11 Feb 2017 - 3:57 p. m.

Darío Monsalve, el arzobispo de Cali en controversia

Ha sido uno de los miembros de la Iglesia católica más activos en busca de la paz con el Eln. Un abogado lo acusa de haber ofrecido dinero para frenar un proceso sobre un cura pederasta. "El país sabe quién es Darío Monsalve", responde monseñor.

Redacción Judcial

Monseñor Darío de Jesús Monsalve Mejía, arzobispo de Cali, nació en Valparaíso (Antioquia) en marzo de 1948, un mes antes de que el asesinato del caudillo liberal, Jorge Eliecer Gaitán, desatara la peor época de confrontación armada en Colombia, catalogada como la Violencia. Básicamente, monseñor Monsalve es uno más de los colombianos cuya vida transcurrió en la incertidumbre de vivir en un país en guerra. Por eso, quizás, ha destinado buena parte de su tiempo en aportar a la paz de Colombia. Hoy se desempeña como el coordinador episcopal en la mesa de diálogo que se acaba de instalar en Quito entre el Gobierno colombiano y Eln.

En la víspera del plebiscito del pasado 2 de octubre, monseñor Monsalve desató una fuerte polémica cuando aseguró ante los medios que “todo ciudadano honesto dará su voto por el Sí a los acuerdos con las Farc”. La controversia en la que se encuentra ahora, sin embargo, está lejos del tema de la paz: los casos de pederastia en su arquidiócesis. Élmer Montaña, abogado de una familia de dos niños abusados por un cura de Cali, señaló que monseñor Monsalve le ofreció dinero para que no asumiera la defensa de la familia perjudicada. El religioso no admitió ni negó la acusación, pero sí expresó que el abogado está recurriendo a distintas interpretaciones para crear un escenario mediático. El debate nace de la respuesta de la Arquidiócesis de Cali a las víctimas indirectas (los padres de los niños): les dijo que era su culpa que los menores hubieran sido ultrajados por el párroco William Mazo.  

Pero Monsalve también ha ido en contravía de las tendencias tradicionales de la Iglesia católica. Por ejemplo en 2012, con respecto a histórica exclusión que ha impulsado la Iglesia católica con las personas homosexuales. El arzobispo de Cali aseguró que ese era un momento propicio para cambiar de tono al respecto. “La Iglesia debe mejorar su relación con esta comunidad y ayudar a la sociedad a entender que las personas no se definen por sus tendencias o conductas, sino por su propio valor, dignidad, derechos y deberes. Hay que brindarles más acogida y pedirles perdón por las heridas que les hemos causado con juicios hirientes y dañinos sobre su tendencia”, aseguró entonces el arzobispo. 

Monsalve, quien fue amenazado de muerte en diciembre de 2016 por su apoyo al proceso de paz con las Farc, tiene 40 años de carrera sacerdotal.
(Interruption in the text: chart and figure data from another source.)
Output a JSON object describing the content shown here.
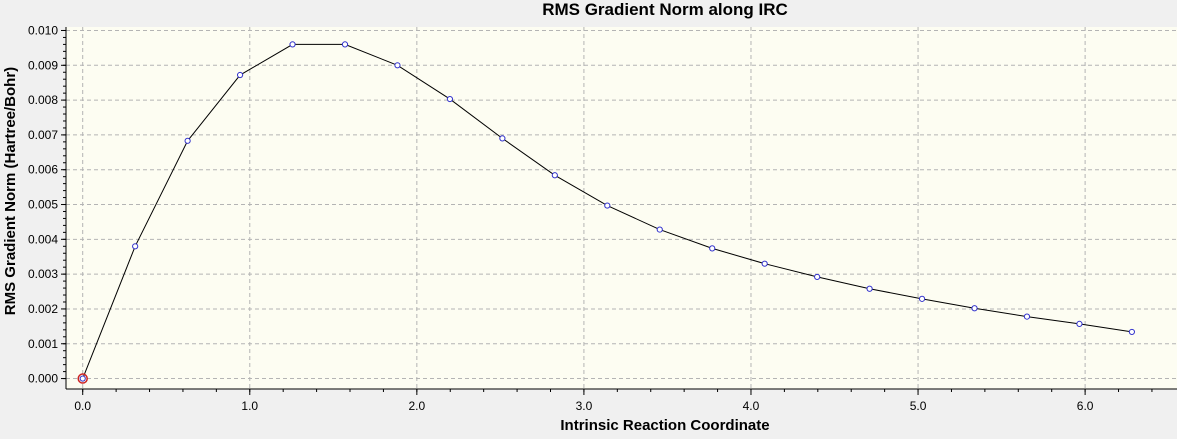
{
  "chart_data": {
    "type": "line",
    "title": "RMS Gradient Norm along IRC",
    "xlabel": "Intrinsic Reaction Coordinate",
    "ylabel": "RMS Gradient Norm (Hartree/Bohr)",
    "xlim": [
      -0.1,
      6.55
    ],
    "ylim": [
      -0.0003,
      0.0101
    ],
    "xticks": [
      "0.0",
      "1.0",
      "2.0",
      "3.0",
      "4.0",
      "5.0",
      "6.0"
    ],
    "yticks": [
      "0.000",
      "0.001",
      "0.002",
      "0.003",
      "0.004",
      "0.005",
      "0.006",
      "0.007",
      "0.008",
      "0.009",
      "0.010"
    ],
    "grid": true,
    "series": [
      {
        "x": [
          0.0,
          0.314,
          0.628,
          0.942,
          1.256,
          1.57,
          1.884,
          2.198,
          2.512,
          2.826,
          3.14,
          3.454,
          3.768,
          4.082,
          4.396,
          4.71,
          5.024,
          5.338,
          5.652,
          5.966,
          6.28
        ],
        "values": [
          0.0,
          0.0038,
          0.00683,
          0.00872,
          0.0096,
          0.0096,
          0.009,
          0.00803,
          0.0069,
          0.00584,
          0.00497,
          0.00428,
          0.00374,
          0.0033,
          0.00292,
          0.00258,
          0.00229,
          0.00202,
          0.00178,
          0.00157,
          0.00134
        ]
      }
    ],
    "colors": {
      "line": "#000000",
      "marker": "#3333cc",
      "highlight": "#cc2222",
      "plot_bg": "#fdfdf2",
      "grid": "#b4b4b4"
    }
  }
}
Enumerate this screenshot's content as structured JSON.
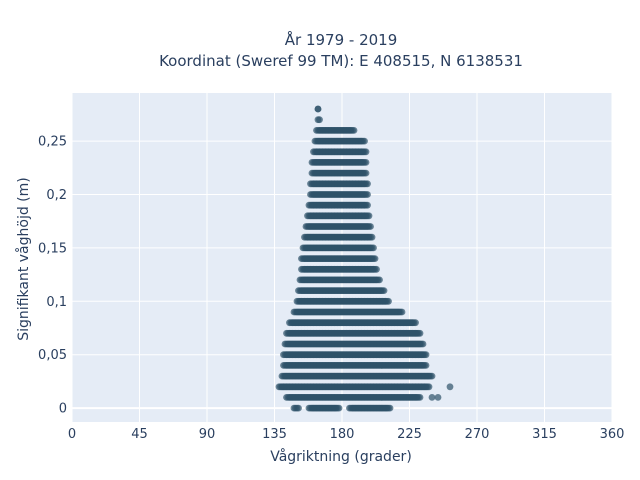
{
  "chart_data": {
    "type": "scatter",
    "title_line1": "År 1979 - 2019",
    "title_line2": "Koordinat (Sweref 99 TM): E 408515, N 6138531",
    "xlabel": "Vågriktning (grader)",
    "ylabel": "Signifikant våghöjd (m)",
    "xlim": [
      0,
      360
    ],
    "ylim": [
      -0.013,
      0.295
    ],
    "x_ticks": [
      0,
      45,
      90,
      135,
      180,
      225,
      270,
      315,
      360
    ],
    "x_tick_labels": [
      "0",
      "45",
      "90",
      "135",
      "180",
      "225",
      "270",
      "315",
      "360"
    ],
    "y_ticks": [
      0,
      0.05,
      0.1,
      0.15,
      0.2,
      0.25
    ],
    "y_tick_labels": [
      "0",
      "0,05",
      "0,1",
      "0,15",
      "0,2",
      "0,25"
    ],
    "grid": true,
    "marker_color": "#2f5269",
    "plot_bg": "#e5ecf6",
    "y_step": 0.01,
    "direction_ranges": [
      {
        "y": 0.0,
        "segments": [
          [
            148,
            151
          ],
          [
            158,
            178
          ],
          [
            185,
            212
          ]
        ]
      },
      {
        "y": 0.01,
        "segments": [
          [
            143,
            232
          ]
        ],
        "extra_x": [
          240,
          244
        ]
      },
      {
        "y": 0.02,
        "segments": [
          [
            138,
            238
          ]
        ],
        "extra_x": [
          252
        ]
      },
      {
        "y": 0.03,
        "segments": [
          [
            140,
            240
          ]
        ]
      },
      {
        "y": 0.04,
        "segments": [
          [
            141,
            236
          ]
        ]
      },
      {
        "y": 0.05,
        "segments": [
          [
            141,
            236
          ]
        ]
      },
      {
        "y": 0.06,
        "segments": [
          [
            142,
            234
          ]
        ]
      },
      {
        "y": 0.07,
        "segments": [
          [
            143,
            232
          ]
        ]
      },
      {
        "y": 0.08,
        "segments": [
          [
            145,
            229
          ]
        ]
      },
      {
        "y": 0.09,
        "segments": [
          [
            148,
            220
          ]
        ]
      },
      {
        "y": 0.1,
        "segments": [
          [
            150,
            211
          ]
        ]
      },
      {
        "y": 0.11,
        "segments": [
          [
            151,
            208
          ]
        ]
      },
      {
        "y": 0.12,
        "segments": [
          [
            152,
            205
          ]
        ]
      },
      {
        "y": 0.13,
        "segments": [
          [
            153,
            203
          ]
        ]
      },
      {
        "y": 0.14,
        "segments": [
          [
            153,
            202
          ]
        ]
      },
      {
        "y": 0.15,
        "segments": [
          [
            154,
            201
          ]
        ]
      },
      {
        "y": 0.16,
        "segments": [
          [
            155,
            200
          ]
        ]
      },
      {
        "y": 0.17,
        "segments": [
          [
            156,
            199
          ]
        ]
      },
      {
        "y": 0.18,
        "segments": [
          [
            157,
            198
          ]
        ]
      },
      {
        "y": 0.19,
        "segments": [
          [
            158,
            197
          ]
        ]
      },
      {
        "y": 0.2,
        "segments": [
          [
            159,
            197
          ]
        ]
      },
      {
        "y": 0.21,
        "segments": [
          [
            159,
            197
          ]
        ]
      },
      {
        "y": 0.22,
        "segments": [
          [
            160,
            196
          ]
        ]
      },
      {
        "y": 0.23,
        "segments": [
          [
            160,
            196
          ]
        ]
      },
      {
        "y": 0.24,
        "segments": [
          [
            161,
            196
          ]
        ]
      },
      {
        "y": 0.25,
        "segments": [
          [
            162,
            195
          ]
        ]
      },
      {
        "y": 0.26,
        "segments": [
          [
            163,
            188
          ]
        ]
      },
      {
        "y": 0.27,
        "segments": [
          [
            164,
            165
          ]
        ]
      },
      {
        "y": 0.28,
        "segments": [
          [
            164,
            164
          ]
        ]
      }
    ]
  }
}
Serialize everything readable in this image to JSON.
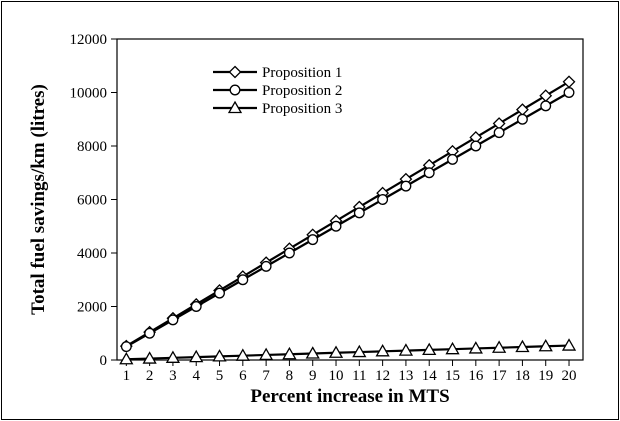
{
  "chart_data": {
    "type": "line",
    "xlabel": "Percent increase in MTS",
    "ylabel": "Total fuel savings/km (litres)",
    "x": [
      1,
      2,
      3,
      4,
      5,
      6,
      7,
      8,
      9,
      10,
      11,
      12,
      13,
      14,
      15,
      16,
      17,
      18,
      19,
      20
    ],
    "xlim": [
      0.6,
      20.6
    ],
    "ylim": [
      0,
      12000
    ],
    "yticks": [
      0,
      2000,
      4000,
      6000,
      8000,
      10000,
      12000
    ],
    "grid": false,
    "legend_position": "top-center",
    "series": [
      {
        "name": "Proposition 1",
        "marker": "diamond",
        "values": [
          520,
          1040,
          1560,
          2080,
          2600,
          3120,
          3640,
          4160,
          4680,
          5200,
          5720,
          6240,
          6760,
          7280,
          7800,
          8320,
          8840,
          9360,
          9880,
          10400
        ]
      },
      {
        "name": "Proposition 2",
        "marker": "circle",
        "values": [
          500,
          1000,
          1500,
          2000,
          2500,
          3000,
          3500,
          4000,
          4500,
          5000,
          5500,
          6000,
          6500,
          7000,
          7500,
          8000,
          8500,
          9000,
          9500,
          10000
        ]
      },
      {
        "name": "Proposition 3",
        "marker": "triangle",
        "values": [
          27,
          54,
          81,
          108,
          135,
          162,
          189,
          216,
          243,
          270,
          297,
          324,
          351,
          378,
          405,
          432,
          459,
          486,
          513,
          540
        ]
      }
    ],
    "colors": {
      "line": "#000000",
      "marker_fill": "#ffffff",
      "frame": "#000000"
    }
  }
}
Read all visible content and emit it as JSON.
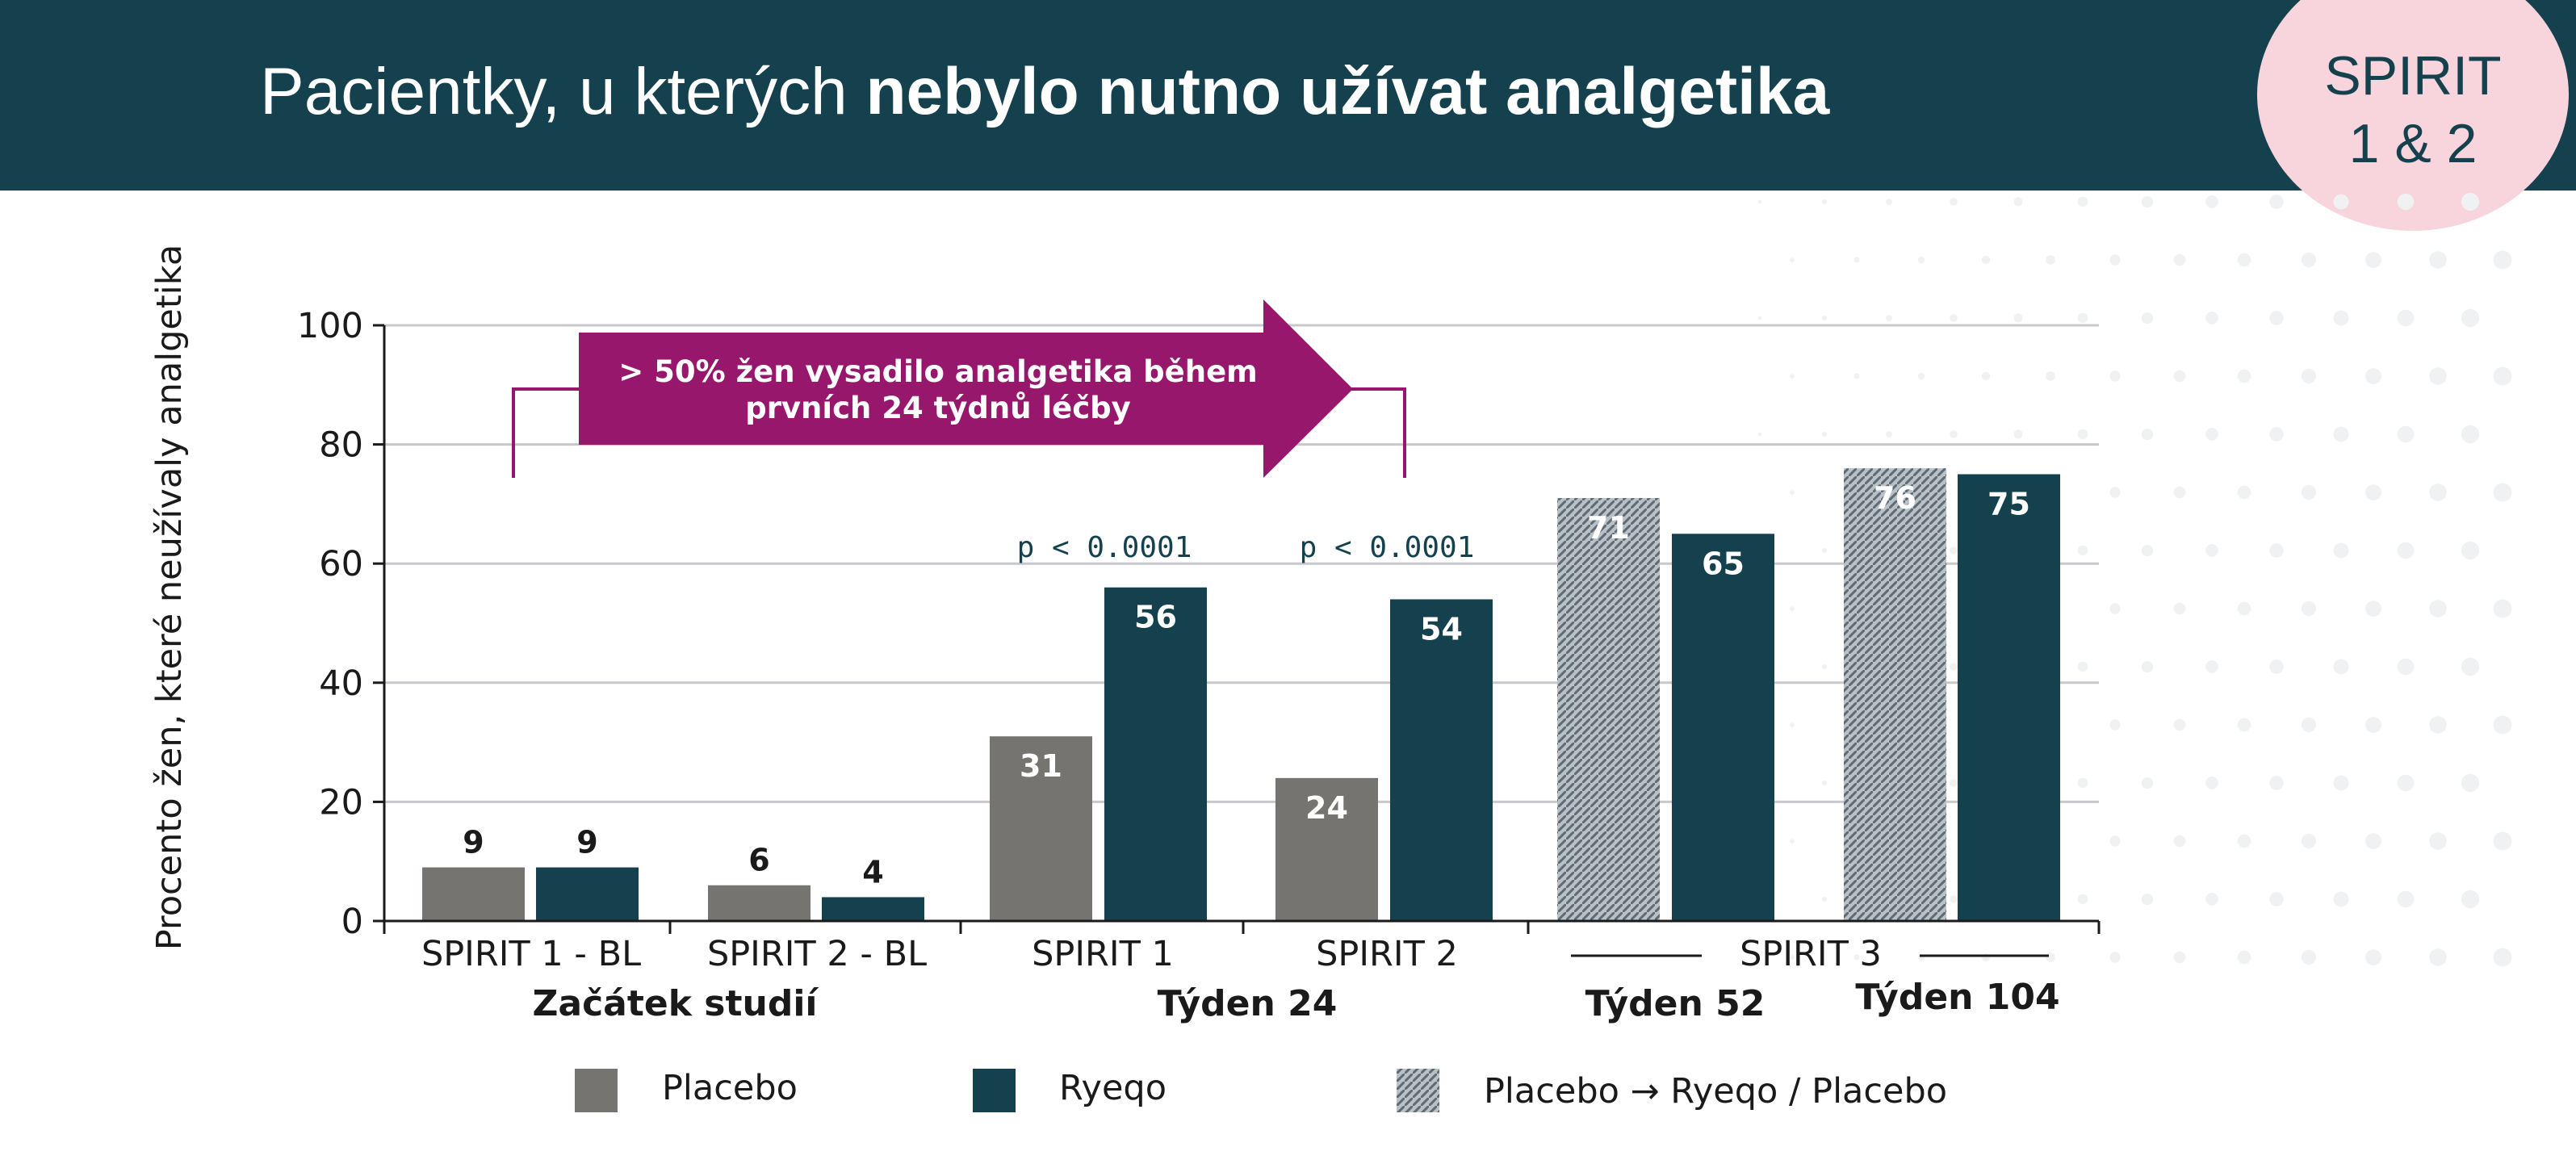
{
  "header": {
    "title_normal": "Pacientky, u kterých ",
    "title_bold": "nebylo nutno užívat analgetika",
    "badge_line1": "SPIRIT",
    "badge_line2": "1 & 2"
  },
  "colors": {
    "header_bg": "#15414f",
    "badge_bg": "#f8d5dc",
    "placebo": "#767471",
    "ryeqo": "#15414f",
    "switch_pattern": "#9aa3a8",
    "annotation_arrow": "#97176d",
    "grid": "#c8c8cc"
  },
  "chart_data": {
    "type": "bar",
    "ylabel": "Procento žen, které neužívaly analgetika",
    "ylim": [
      0,
      100
    ],
    "yticks": [
      0,
      20,
      40,
      60,
      80,
      100
    ],
    "grid": true,
    "categories": [
      "SPIRIT 1 - BL",
      "SPIRIT 2 - BL",
      "SPIRIT 1",
      "SPIRIT 2",
      "SPIRIT 3 (Týden 52)",
      "SPIRIT 3 (Týden 104)"
    ],
    "series": [
      {
        "name": "Placebo",
        "values": [
          9,
          6,
          31,
          24,
          null,
          null
        ]
      },
      {
        "name": "Ryeqo",
        "values": [
          9,
          4,
          56,
          54,
          65,
          75
        ]
      },
      {
        "name": "Placebo → Ryeqo / Placebo",
        "values": [
          null,
          null,
          null,
          null,
          71,
          76
        ]
      }
    ],
    "x_tick_labels": [
      "SPIRIT 1 - BL",
      "SPIRIT 2 - BL",
      "SPIRIT 1",
      "SPIRIT 2",
      "SPIRIT 3"
    ],
    "x_group_labels": [
      "Začátek studií",
      "Týden 24",
      "Týden 52",
      "Týden 104"
    ],
    "p_values": [
      "p < 0.0001",
      "p < 0.0001"
    ],
    "annotation": {
      "line1": "> 50% žen vysadilo analgetika během",
      "line2": "prvních 24 týdnů léčby"
    },
    "legend": {
      "placement": "bottom",
      "items": [
        "Placebo",
        "Ryeqo",
        "Placebo → Ryeqo / Placebo"
      ]
    }
  }
}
Se ordenó en Jericó en 1976, luego de haber desarrollado sus estudios de Filosofía en la Pontificia Universidad Bolivariana de Medellín y los de Teología en la Universidad Javeriana. En 1993 fue nombrado obispo titular de Giunca di Mauritania (Italia). Después de conseguir la licencia en teología bíblica en la Universidad Gregoriana de Roma, regresó a su Diócesis para ser profesor y posteriormente de rector de los Seminarios Mayor y Menor de Jericó. En julio de 2001, el Papa Juan Pablo II lo nombró obispo de Málaga – Soatá en Santander. Luego, en 2010, Benedicto XVI lo nombró arzobispo coadjutor en Cali. Ese mismo alto jerarca de la Iglesia, en mayo de 2011, lo designó arzobispo de la Arquidiócesis de Cali. Llegó un año antes de que el párroco William Mazo fuera condenado en primera instancia por abuso sexual. 

Durante la fase exploratoria de los diálogos con la guerrilla de Eln, Monsalve asumió un papel de facilitador y logró que varios secuestrados por el mencionado grupo guerrillero recuperaran su libertad. Por ejemplo, en octubre de 2015, facilitó la liberación de los soldados Andrés Felipe Pérez y Blaider Antonio Rodríguez, secuestrados ese mismo mes en Güicán, Boyacá. Más recientemente, el arzobispo fue quien estuvo haciendo gestiones para que el excongresista chococano Odín Sánchez Montes de Oca fuera liberado para que así se pudiera iniciar la fase pública de la mesa de diálogos con el Eln, pues el cautiverio de Sánchez era un obstáculo inamovible para que arrancaran las negociaciones.